Esprimiamo solidarietà ai genitori del ragazzo quindicenne sottratto alla vita, agli affetti, in un modo tanto improvviso, quanto assurdo.
Sembra, da quello che è stato riferito, che il ragazzo non si aspettasse la bocciatura; negli ultimi tempi aveva mostrato un certo impegno, secondo le dichiarazioni dei genitori.
Forse era convinto di aver salvato l’anno scolastico, malgrado le inevitabili lacune da colmare in alcune materie.
Forse si aspettava maggiore attenzione, più benevolenza e generosità, dai suoi insegnanti.
Arriva, invece, la bocciatura e il successivo scontro verbale con gli stessi insegnanti, la perdita di conoscenza e, infine, la morte, per arresto cardiocircolatorio (secondo i medici dell’ospedale, dove il ragazzo è stato ricoverato).
Il fatto ci addolora, certo, ma è giusto argomentare con la logica del post hoc, propter hoc?

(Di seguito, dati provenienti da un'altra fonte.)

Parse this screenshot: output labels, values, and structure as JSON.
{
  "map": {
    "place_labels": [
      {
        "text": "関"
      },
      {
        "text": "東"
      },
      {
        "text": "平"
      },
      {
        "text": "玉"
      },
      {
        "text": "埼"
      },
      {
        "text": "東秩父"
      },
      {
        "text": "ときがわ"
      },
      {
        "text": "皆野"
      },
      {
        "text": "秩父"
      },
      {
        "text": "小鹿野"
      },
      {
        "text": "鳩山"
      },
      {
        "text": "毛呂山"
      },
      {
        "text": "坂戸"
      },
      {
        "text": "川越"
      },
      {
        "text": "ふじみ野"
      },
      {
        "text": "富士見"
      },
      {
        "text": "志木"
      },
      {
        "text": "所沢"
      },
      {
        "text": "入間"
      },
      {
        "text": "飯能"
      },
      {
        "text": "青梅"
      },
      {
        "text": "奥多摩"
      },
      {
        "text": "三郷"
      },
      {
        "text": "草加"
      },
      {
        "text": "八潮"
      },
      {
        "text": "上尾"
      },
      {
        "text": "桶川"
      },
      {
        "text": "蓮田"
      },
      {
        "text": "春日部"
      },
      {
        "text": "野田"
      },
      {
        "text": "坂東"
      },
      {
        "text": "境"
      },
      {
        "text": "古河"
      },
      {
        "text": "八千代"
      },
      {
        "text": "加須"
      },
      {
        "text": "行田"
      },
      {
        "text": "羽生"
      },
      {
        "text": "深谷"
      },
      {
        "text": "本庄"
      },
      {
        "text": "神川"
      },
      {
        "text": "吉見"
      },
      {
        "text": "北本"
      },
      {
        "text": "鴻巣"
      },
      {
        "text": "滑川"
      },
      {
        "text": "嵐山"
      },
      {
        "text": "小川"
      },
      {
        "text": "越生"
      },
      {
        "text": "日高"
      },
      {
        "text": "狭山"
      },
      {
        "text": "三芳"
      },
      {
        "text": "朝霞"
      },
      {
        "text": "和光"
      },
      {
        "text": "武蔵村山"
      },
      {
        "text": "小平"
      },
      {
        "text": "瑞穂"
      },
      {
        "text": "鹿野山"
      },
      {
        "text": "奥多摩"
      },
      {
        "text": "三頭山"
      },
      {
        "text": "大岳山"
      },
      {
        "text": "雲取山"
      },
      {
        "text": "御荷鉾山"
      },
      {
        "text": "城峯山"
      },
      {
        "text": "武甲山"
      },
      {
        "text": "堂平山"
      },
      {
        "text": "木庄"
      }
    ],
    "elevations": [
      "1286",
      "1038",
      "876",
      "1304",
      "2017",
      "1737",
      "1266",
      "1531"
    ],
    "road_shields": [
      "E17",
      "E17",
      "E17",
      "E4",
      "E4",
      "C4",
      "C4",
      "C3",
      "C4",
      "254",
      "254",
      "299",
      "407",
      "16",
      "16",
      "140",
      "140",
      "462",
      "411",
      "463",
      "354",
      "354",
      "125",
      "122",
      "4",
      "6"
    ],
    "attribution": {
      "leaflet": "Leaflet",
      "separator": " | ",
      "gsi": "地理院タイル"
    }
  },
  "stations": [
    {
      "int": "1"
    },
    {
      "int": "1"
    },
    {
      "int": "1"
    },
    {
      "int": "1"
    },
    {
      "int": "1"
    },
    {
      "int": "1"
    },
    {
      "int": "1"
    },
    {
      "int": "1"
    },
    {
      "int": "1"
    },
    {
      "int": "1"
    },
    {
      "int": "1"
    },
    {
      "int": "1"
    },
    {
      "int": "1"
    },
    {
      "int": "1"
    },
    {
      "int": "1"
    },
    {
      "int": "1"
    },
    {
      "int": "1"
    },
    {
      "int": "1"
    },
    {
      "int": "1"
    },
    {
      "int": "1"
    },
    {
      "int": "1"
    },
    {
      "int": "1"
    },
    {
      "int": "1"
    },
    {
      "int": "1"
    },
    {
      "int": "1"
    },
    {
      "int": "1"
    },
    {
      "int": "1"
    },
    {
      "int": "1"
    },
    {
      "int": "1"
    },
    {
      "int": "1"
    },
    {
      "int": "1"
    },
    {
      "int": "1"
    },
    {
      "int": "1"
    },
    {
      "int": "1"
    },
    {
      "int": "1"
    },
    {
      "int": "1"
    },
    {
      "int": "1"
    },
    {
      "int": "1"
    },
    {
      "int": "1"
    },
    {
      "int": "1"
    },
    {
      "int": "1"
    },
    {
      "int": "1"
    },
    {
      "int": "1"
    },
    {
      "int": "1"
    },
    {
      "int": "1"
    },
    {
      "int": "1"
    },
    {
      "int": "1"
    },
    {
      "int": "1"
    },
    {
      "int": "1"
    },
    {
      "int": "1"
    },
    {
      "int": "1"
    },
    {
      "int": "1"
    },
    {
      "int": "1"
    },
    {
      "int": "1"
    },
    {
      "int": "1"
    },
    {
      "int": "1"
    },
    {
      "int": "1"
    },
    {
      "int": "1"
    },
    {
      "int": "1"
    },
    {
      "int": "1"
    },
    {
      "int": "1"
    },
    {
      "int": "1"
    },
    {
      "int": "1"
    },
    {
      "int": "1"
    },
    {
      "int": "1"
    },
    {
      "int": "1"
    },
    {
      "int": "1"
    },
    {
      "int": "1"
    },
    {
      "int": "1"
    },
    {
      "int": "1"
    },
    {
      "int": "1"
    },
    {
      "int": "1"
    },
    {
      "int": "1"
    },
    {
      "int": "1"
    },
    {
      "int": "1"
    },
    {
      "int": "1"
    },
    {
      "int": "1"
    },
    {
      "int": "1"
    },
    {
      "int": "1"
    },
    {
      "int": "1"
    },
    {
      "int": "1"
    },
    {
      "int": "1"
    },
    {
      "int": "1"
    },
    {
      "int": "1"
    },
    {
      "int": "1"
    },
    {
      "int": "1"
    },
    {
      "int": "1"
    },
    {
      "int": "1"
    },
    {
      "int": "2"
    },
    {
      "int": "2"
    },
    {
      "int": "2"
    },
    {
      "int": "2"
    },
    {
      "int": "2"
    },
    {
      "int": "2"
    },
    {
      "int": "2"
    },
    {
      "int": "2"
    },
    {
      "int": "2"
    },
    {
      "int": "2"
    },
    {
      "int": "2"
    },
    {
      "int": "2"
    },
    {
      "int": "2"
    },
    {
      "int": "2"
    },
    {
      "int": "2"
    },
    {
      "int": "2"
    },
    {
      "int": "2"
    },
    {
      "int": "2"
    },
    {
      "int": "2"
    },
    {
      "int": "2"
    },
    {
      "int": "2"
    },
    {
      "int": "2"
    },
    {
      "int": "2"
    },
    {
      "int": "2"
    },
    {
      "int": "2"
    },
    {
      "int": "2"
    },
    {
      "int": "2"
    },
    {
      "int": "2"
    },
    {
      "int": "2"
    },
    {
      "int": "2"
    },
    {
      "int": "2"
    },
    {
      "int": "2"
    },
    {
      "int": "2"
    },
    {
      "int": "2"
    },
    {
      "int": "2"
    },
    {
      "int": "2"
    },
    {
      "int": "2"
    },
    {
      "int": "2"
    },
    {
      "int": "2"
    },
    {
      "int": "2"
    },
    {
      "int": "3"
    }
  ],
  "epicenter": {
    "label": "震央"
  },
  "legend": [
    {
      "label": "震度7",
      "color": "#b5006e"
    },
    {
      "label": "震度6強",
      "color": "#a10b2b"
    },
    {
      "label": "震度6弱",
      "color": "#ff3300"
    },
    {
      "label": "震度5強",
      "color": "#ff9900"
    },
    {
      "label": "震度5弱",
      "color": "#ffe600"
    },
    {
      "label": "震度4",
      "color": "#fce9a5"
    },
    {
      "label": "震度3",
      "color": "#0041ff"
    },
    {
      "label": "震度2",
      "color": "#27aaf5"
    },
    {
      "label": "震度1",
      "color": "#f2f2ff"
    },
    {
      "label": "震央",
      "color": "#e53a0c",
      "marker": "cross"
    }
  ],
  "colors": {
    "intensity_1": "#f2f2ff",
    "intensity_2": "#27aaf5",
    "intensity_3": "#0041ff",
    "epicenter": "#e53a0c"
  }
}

In altre parole, poiché l’evento mortale è accaduto dopo la constatazione della bocciatura, è corretto sostenere che la causa sia la bocciatura stessa?
Noi siamo convinti di no!
Rinnovando solidarietà alla famiglia dello studente, in questa nostra opinione, ci regge un’elementare considerazione:
le statistiche documentano, annualmente, un numero di bocciati oscillante tra il dieci e il venti per cento, a seconda del tipo di scuola, più bassa nei licei, a valori intermedi negli istituti tecnici, più elevata negli istituti professionali.
Risulta a qualcuno che, anno dopo anno, alla lettura dei risultati finali, muoiano migliaia di studenti?